- 585 Okunma
- 1 Yorum
- 0 Beğeni
Deneme / O Gelmişti
Esmerimsi güneş yanığı teni, yüzünde mahçup bir gülümsemesi ile gişenin tahtasına iki elini dayamış parmağındaki yüzüğü gösterircesine yada dikkati yüzüğe çekmek istercesine.
Nişanlandım………….
Babam dedi. Teyzemin kızı; malımız bölünmesin deyi. Üç ay içindede evleneceklerini ekleyi vermişti.
Genç kız dinliyordu. Bozuntuya vermemeğe çalışıyordu, ama böyle birden bire neye uğradığını anlamamıştı. Sanki beyninden bir kazan sıcak suyu aktarmışlardı. Tüm çabasını toplayarak gülümsemeye çalıştı. O haberi verdikten sonra hemen gitmişti. Yüzü tutmuyordu konuşmağa.Hem konuşcak ne kaldı ki?
Hala inanamıyordu olanlara.

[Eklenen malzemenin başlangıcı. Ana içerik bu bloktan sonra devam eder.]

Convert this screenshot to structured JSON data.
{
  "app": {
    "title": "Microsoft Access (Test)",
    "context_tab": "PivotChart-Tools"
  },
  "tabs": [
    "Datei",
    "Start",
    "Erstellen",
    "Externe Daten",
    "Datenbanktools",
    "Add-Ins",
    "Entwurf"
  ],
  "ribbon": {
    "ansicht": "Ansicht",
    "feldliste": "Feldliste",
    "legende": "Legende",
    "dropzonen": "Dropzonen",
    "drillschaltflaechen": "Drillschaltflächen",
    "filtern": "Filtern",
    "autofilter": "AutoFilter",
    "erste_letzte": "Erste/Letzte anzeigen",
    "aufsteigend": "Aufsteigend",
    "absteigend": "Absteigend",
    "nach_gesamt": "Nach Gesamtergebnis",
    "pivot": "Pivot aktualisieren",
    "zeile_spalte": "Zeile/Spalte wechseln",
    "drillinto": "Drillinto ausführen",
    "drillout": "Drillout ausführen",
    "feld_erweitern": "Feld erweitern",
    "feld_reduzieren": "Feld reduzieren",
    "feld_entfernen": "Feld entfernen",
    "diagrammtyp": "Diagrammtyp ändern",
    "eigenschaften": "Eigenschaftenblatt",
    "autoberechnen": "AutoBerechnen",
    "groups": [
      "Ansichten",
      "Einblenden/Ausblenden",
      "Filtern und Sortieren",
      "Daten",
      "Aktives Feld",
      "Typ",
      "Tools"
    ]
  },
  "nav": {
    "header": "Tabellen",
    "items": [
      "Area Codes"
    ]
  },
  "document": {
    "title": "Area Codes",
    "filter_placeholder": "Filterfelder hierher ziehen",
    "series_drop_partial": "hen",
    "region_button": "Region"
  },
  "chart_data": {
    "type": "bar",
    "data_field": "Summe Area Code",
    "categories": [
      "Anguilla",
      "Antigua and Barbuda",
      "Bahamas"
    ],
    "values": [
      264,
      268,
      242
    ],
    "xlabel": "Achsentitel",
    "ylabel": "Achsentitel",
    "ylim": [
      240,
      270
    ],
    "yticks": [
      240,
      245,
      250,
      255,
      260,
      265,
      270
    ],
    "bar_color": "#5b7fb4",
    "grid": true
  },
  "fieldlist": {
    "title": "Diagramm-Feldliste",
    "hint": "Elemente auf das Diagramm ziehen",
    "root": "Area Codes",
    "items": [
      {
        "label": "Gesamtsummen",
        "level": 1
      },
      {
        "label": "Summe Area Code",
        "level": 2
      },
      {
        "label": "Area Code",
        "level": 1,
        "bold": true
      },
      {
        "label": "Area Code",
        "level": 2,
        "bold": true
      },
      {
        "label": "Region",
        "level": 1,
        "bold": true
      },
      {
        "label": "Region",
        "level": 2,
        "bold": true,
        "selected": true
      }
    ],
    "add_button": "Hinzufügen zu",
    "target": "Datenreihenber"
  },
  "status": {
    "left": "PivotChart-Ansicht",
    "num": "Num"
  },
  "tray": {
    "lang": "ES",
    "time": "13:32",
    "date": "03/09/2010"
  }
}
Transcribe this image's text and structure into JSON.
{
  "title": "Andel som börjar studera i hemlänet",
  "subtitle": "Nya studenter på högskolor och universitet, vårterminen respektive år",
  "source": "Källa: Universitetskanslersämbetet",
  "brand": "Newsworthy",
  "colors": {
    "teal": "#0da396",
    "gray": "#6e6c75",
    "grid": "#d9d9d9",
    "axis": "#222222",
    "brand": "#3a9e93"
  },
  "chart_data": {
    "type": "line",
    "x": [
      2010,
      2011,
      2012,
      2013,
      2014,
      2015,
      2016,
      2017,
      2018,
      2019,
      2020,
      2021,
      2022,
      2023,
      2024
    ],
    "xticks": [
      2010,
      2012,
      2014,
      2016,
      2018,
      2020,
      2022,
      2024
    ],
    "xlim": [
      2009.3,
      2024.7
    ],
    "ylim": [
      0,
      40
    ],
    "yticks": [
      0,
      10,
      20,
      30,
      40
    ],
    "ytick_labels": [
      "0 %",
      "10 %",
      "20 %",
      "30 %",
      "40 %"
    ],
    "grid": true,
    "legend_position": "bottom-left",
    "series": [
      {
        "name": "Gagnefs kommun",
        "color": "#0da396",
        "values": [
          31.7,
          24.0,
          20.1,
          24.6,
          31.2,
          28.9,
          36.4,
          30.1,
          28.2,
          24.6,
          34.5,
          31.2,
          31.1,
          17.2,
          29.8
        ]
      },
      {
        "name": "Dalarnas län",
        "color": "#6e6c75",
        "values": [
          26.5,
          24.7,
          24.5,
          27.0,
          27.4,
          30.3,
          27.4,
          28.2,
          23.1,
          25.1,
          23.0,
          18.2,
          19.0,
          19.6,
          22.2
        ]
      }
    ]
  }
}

Genç kız işten ayrıldı. Gerçekle düş arası bir ruh hali içinde yola çıktı. Tüm anılar gözünde canlandı. Gözlerinde yağmur gibi akan yaşlara engel olamıyordu. Seyyar klübelerden birinin yanına zor attı kendisini. Kağıt Mendil almak için. Hıçkırıklar boğazına düğümlenmiş konuşamıyordu.
Seyyar klübeyi işleten genç adam:
-Bacım bir şey mi oldu deyip endişelenmişti.
Genç kız Mendilin parasını verir vermez kaçarcasına uzaklaşmıştı. Eve otobüsle gitmek yerine yürüdü, bu ona iyi gelmiş sakinleşmişti.
Arada bir iki hafta geçmiş, onun arkadaşlarını görmüştü.
Bizi neden ziyaret etmiyorsun diyorlardı. Tamam bir ara sizlere uğrarım demişti. Genç kız yıkılmadığını ispat etmek istercesine kendini hazırlamıştı.
O arkadaşlarıyla aynı büroyu paylaşıyordu. Her ne olursa olsun ona hissettirmeyecekti duygularını.Onun çalıştığı iş yerine giderken kalbi yeinden fırlayacakmış gibi olmuştu. Derin bir nefes aldı. Gitti herkes ordaydı. O da orada idi. İçeri girerken gülümsemeye çalıştı. Tüm dikkatini onun arkadaşlarına, yaptıkları sohbete vermeğe çalışıyordu.
Ismarladıkları çayı içti. Oturduğu sandalyede dizleri
titriyordu. Kimse farketmesin diye içinde dua ediyordu. Elinden gelen gayreti gösteriyor etkilenmedigini yıkılmadığını adeta ispat etmeğe çalışıyordu. Sanki bir imtihandaydı. Dakikalar yıllar gibi geliyordu.
Nihayet onlarında ögle tatilleri bitmişti. Görüşmek üzere deyip kendini sokağa atmıştı. Kendisini içi boş bir kovan gibi hissediyordu. Sanki ağır bir hastalıktan kalkmış gibiydi. Sonraki günlerde hiç görüşmediler. Genc kız yıllar sonra bir gün onu gördü.Tesadüf eseri, elinde bir çocuk. Merhaba demişti genç kız.
Senin mi çocugun? Evet demişti. Ve genç kıza seninle görüşmek istedigim önemli bir konu var diyerek; bir kafeteryada buluşmağa ikna etmişti.
Anlatıyordu. O teyzemin kızı ama sen istersen sana bir ev dayar döşerim. Her şey alırım. Evlenmeyi düşünmüyor musun? Genç kız inanamıyordu bu muydu sevdiği insan.
Yazıklar olsun!
İnanmaz gözlerle bakıyordu ona.
İnsan bu kadar alçalabilir miydi. Ne acı.
O hala bir cevap bekliyordu.
Sen beni hiç tanımamışsın deyip; onu oturduğu masada öylece bırakıp arkasına bakmadan gitmişti.